Write data to database

With the function "C.writeData" python data can be transferred to EXASolution database. R stores the content of MYTABLE and is then transferred to a pandas dataframe. By calling the function "C.writeData" the content of MYTABLE will saved in R in form of pandas dataframe.

import pandas as pd

R = C.readData("SELECT * FROM MYTABLE")
df = pd.DataFrame(R)
C.writeData(R, table = 'mytable')
print(R)

The data will be simply appended to the given table. Similar to readData, the default format is a pandas data frame, which can be changed using the writeCallback parameter or the explicit version:

C.writeCSV(R, table = 'mytable')

Using User Defined Functions

With the function decorator createScript it is possible, to declare python functions as EXASolution UDF scripts:

@C.createScript(inArgs = [('a', E.INT)],
...                  outArgs = [('b', E.INT), ('c', E.INT)])
...  def testScript(data):
...      print "process data", repr(ftplib)
...      while True:
...          data.emit(data.a, data.a + 3)
...          if not data.next(): break
...      print "all data processed"

This script will be immediatly created on the EXASolution database as a UDF script and the local testScript function will be replaced with a C.readData call, so that to execute the computation on EXASolution you call this function simply as follows:

testScript('columnA', table = 'testTable', groupBy = 'columnB')

This call executes a SELECT SQL query using the C.readData function and returns the result. The query will group by columnB and aggregate on the columnA column using the testScript function.

Per default, functions are created as SET EMITS UDFs. We recommend to read the EXASolution manual about UDF scripts for a better understanding.

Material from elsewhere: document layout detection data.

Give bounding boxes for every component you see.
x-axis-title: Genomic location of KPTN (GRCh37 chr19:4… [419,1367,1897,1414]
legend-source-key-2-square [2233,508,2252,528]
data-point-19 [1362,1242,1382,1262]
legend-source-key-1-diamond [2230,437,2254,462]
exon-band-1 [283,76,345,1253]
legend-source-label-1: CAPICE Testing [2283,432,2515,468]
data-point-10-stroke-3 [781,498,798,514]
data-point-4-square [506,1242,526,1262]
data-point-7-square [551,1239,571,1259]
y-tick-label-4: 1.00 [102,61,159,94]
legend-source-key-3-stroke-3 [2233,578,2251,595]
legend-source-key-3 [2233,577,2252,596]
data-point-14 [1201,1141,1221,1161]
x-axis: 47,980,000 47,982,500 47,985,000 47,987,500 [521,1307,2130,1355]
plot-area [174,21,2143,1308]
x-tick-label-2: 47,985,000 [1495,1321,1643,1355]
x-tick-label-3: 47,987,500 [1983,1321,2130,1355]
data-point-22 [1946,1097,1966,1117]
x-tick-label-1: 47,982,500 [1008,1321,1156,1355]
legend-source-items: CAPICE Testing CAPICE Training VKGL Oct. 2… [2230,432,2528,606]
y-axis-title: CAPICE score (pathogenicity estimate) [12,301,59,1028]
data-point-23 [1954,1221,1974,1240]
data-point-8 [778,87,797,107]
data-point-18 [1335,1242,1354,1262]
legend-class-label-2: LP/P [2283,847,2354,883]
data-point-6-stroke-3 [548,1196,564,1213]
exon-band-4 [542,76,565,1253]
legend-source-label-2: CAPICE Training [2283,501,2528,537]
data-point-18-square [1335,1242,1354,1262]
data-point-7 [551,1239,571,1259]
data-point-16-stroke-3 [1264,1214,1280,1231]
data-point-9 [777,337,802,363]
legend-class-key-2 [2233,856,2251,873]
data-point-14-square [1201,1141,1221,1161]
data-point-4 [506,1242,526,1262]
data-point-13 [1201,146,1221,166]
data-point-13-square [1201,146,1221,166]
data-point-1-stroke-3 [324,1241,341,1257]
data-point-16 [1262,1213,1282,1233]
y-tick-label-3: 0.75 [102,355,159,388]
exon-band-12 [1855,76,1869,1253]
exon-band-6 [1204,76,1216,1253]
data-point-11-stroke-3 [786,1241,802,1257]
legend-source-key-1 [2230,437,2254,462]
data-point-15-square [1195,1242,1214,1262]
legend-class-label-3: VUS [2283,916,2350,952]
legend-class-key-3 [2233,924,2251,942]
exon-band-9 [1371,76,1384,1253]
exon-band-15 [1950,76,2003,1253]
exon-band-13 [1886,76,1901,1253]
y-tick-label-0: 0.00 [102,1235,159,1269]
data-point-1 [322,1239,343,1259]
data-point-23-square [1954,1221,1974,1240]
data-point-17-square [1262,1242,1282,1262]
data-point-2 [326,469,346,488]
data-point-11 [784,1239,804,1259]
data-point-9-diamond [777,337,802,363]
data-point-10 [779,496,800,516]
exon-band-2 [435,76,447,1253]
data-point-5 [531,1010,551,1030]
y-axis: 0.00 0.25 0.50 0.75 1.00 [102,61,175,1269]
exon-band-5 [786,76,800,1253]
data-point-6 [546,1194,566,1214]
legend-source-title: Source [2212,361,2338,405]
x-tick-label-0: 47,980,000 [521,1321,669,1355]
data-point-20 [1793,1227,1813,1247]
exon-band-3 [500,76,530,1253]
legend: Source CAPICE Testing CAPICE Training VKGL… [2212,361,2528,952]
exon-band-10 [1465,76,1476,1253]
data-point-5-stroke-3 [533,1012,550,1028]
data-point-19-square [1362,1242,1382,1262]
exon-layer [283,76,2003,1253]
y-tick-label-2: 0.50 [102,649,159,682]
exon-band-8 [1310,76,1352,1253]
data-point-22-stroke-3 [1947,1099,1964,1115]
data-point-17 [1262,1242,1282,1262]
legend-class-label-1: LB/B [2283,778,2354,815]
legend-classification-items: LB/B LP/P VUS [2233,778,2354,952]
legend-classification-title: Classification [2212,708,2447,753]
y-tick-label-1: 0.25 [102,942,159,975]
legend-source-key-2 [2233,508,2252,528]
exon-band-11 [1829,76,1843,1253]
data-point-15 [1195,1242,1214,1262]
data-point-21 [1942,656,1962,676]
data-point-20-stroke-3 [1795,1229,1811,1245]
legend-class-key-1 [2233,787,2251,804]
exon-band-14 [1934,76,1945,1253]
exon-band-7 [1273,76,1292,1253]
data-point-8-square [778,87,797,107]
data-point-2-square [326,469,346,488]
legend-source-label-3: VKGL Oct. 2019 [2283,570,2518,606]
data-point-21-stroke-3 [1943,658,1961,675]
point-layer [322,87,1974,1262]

Internally the decorated function will be compiled and serialized with the marshall Python module locally and created on the EXASolution side, so that this function has no access to the local environment anymore. To initialize the environment, it is possible to pass the initFunction argument of the decorator, which initializes the environment on the EXASolution side. It happens every time the module is loaded, so that this function is recreated in the database on module loading.